I feel worthless and I hate it. I’ve tried getting a job to many places but I don’t know what’s keeping them from even calling me back. I’m planning on applying to work at Dallas & co., a costume and party store. And if that’s not weird enough I’ll also apply to be a receptionist for corporate Jimmy Johns. And if that’s not stupid enough then I’ll apply to work at Ducky’s bridal shop. I need something- ANYTHING. Ugh.
Other than being a reject of the corporate and sales world, I’m doing alright. I went to the library yesterday and got 4 whole books. One on the Marx brothers, ya know Groucho, Harpo and such. I got it because the other day I saw most of the movie “A Night at the Opera” and it made me curious. Who are these men? What were they like off the stage and screen? Were they nice guys? Vaudeville is an interesting time to me. Other books are just fiction that look interesting. I’ll let you know once I read them what they were and how much I hated/loved them.
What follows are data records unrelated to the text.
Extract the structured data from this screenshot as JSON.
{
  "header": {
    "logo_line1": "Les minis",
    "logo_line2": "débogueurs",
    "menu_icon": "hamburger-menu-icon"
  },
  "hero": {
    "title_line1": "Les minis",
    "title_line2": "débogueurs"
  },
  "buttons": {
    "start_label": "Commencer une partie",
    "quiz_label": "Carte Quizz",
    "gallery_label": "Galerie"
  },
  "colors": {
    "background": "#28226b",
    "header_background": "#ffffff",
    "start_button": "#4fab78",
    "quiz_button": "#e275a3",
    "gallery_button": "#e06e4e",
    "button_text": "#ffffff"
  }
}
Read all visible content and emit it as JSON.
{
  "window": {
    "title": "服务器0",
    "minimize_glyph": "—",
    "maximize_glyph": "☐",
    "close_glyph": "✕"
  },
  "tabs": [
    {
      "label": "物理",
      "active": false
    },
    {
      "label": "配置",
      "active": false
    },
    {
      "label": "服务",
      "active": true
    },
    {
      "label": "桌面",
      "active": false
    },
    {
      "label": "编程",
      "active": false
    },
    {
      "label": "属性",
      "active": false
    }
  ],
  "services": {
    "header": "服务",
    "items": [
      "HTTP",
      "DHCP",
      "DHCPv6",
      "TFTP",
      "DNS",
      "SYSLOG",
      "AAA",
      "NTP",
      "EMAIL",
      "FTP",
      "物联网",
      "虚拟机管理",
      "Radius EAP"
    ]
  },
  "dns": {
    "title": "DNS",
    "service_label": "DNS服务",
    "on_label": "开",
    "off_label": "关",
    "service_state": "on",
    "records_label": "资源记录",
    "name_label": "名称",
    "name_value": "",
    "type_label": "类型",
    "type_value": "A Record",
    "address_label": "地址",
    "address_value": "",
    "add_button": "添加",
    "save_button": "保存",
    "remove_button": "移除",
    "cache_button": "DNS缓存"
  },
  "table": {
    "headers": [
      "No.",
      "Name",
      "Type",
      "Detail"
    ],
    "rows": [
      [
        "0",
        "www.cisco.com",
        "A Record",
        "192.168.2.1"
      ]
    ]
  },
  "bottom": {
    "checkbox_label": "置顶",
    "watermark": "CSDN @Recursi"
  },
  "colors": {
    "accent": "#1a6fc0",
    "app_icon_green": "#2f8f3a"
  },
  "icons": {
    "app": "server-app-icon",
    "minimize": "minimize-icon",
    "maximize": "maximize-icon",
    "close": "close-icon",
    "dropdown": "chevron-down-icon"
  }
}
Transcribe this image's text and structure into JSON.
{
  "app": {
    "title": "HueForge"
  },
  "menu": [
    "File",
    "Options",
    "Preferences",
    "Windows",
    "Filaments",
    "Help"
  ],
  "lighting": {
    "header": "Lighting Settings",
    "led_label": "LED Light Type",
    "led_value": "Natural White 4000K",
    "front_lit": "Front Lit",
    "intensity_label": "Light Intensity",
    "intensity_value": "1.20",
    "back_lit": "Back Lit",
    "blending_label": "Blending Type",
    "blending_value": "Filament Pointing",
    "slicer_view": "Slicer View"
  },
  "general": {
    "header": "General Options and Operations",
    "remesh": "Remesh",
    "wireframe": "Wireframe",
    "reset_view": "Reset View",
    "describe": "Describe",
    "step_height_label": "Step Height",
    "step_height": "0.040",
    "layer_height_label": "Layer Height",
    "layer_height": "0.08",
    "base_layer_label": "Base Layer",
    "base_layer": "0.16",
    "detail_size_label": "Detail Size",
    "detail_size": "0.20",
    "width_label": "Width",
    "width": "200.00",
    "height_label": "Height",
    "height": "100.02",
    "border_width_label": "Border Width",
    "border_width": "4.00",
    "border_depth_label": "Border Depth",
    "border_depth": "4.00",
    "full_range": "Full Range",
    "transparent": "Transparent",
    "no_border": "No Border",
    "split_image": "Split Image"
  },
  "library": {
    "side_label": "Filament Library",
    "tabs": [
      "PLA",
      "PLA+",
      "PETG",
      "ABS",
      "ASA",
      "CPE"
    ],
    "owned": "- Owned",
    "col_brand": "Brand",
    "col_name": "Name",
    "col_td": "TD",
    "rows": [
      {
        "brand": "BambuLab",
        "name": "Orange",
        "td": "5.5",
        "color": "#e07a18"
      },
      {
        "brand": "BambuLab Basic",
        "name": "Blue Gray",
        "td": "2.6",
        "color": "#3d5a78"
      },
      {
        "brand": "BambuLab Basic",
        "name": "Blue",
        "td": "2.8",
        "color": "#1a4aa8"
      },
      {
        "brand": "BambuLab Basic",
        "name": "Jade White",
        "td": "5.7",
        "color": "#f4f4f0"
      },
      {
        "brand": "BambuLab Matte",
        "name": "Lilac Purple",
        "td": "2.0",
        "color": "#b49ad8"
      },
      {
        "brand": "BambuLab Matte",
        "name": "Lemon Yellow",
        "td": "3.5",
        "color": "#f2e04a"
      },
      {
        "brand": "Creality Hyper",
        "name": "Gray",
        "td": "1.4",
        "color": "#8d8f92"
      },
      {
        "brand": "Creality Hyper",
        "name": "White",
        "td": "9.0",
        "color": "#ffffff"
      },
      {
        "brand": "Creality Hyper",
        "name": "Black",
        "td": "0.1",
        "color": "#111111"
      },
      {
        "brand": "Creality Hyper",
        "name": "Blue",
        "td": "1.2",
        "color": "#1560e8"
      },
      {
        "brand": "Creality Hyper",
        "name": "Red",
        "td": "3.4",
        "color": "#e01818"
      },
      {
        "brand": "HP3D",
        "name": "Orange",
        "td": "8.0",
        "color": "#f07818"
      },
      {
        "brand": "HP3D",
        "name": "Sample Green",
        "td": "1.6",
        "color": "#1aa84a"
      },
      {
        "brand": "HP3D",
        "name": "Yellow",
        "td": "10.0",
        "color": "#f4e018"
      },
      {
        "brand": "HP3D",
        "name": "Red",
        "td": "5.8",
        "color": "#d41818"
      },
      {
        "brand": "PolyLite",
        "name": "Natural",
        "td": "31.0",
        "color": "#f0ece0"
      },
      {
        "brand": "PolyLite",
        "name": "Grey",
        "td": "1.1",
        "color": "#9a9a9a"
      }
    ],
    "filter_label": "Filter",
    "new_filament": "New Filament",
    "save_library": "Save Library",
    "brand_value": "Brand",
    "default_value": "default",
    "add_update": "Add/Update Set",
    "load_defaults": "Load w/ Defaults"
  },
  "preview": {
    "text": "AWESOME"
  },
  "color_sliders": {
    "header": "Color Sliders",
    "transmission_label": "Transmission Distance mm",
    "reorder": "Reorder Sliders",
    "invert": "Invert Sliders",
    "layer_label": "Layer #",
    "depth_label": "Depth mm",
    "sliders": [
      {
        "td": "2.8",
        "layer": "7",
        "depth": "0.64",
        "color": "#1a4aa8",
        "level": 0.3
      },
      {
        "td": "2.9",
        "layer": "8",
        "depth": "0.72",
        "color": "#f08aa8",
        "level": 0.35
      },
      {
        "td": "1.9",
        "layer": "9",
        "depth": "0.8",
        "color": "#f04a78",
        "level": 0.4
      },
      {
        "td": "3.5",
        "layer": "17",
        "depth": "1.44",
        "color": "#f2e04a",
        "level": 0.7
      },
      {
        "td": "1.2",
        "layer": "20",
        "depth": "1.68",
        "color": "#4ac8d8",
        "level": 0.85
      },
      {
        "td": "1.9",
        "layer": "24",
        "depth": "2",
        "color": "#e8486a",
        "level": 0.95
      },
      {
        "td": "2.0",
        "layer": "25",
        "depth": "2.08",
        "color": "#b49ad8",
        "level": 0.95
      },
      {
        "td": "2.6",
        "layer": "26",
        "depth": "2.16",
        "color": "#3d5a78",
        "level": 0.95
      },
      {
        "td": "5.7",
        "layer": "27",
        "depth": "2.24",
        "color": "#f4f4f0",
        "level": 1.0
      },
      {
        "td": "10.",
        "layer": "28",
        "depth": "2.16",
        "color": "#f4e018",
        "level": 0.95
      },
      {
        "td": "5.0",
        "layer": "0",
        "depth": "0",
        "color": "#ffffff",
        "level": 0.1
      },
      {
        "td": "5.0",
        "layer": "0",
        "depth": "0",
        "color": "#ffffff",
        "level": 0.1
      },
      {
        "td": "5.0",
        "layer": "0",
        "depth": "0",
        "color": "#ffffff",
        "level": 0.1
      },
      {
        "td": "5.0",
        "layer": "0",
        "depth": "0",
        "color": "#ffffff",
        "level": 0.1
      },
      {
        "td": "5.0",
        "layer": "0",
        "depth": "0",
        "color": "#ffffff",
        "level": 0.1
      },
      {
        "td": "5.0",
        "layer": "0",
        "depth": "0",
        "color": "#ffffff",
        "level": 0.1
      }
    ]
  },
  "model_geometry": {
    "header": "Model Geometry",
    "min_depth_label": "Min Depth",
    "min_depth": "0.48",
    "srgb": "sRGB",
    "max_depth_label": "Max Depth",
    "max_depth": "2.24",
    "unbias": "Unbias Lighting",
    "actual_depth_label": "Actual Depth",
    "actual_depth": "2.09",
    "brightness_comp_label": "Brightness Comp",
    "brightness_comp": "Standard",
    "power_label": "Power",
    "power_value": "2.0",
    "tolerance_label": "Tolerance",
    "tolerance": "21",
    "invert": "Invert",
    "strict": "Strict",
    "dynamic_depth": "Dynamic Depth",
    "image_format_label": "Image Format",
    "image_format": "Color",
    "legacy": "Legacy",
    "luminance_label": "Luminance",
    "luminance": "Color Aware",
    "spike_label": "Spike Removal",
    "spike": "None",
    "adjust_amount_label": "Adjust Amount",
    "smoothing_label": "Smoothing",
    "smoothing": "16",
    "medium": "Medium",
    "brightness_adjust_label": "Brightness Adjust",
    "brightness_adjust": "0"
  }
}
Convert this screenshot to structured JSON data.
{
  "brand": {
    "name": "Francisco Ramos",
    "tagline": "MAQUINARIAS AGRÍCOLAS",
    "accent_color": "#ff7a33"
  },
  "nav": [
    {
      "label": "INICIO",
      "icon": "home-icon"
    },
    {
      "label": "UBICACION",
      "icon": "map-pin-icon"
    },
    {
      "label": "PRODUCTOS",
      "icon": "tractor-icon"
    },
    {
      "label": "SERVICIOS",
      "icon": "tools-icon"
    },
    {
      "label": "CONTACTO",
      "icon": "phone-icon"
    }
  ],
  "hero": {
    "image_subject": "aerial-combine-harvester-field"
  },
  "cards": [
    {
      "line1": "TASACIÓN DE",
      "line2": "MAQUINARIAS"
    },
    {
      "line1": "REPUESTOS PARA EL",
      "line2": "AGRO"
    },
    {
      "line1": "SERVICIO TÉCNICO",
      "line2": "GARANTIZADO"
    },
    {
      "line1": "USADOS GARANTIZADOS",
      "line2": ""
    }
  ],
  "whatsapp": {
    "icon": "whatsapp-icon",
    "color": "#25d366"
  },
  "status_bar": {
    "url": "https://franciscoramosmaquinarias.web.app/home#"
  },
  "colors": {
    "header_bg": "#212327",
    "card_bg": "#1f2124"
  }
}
I can’t even really think of other things to mention, because my head is so swamped with job stuff. So aggravating.
Also aggravating is the problems with my apartment. All the work they’ve put into the electrical and installing whatever they need to in order to be up to code has meant that I have had to tailor my morning routine so they don’t catch me doing pilates or showering or taking a nap. I have a feeling that they think that we both sleep until 3 pm, which is scientifically impossible. Everyone knows that.
In conclusion, I wish I were somewhere else, with a job, and a landlord-free apartment.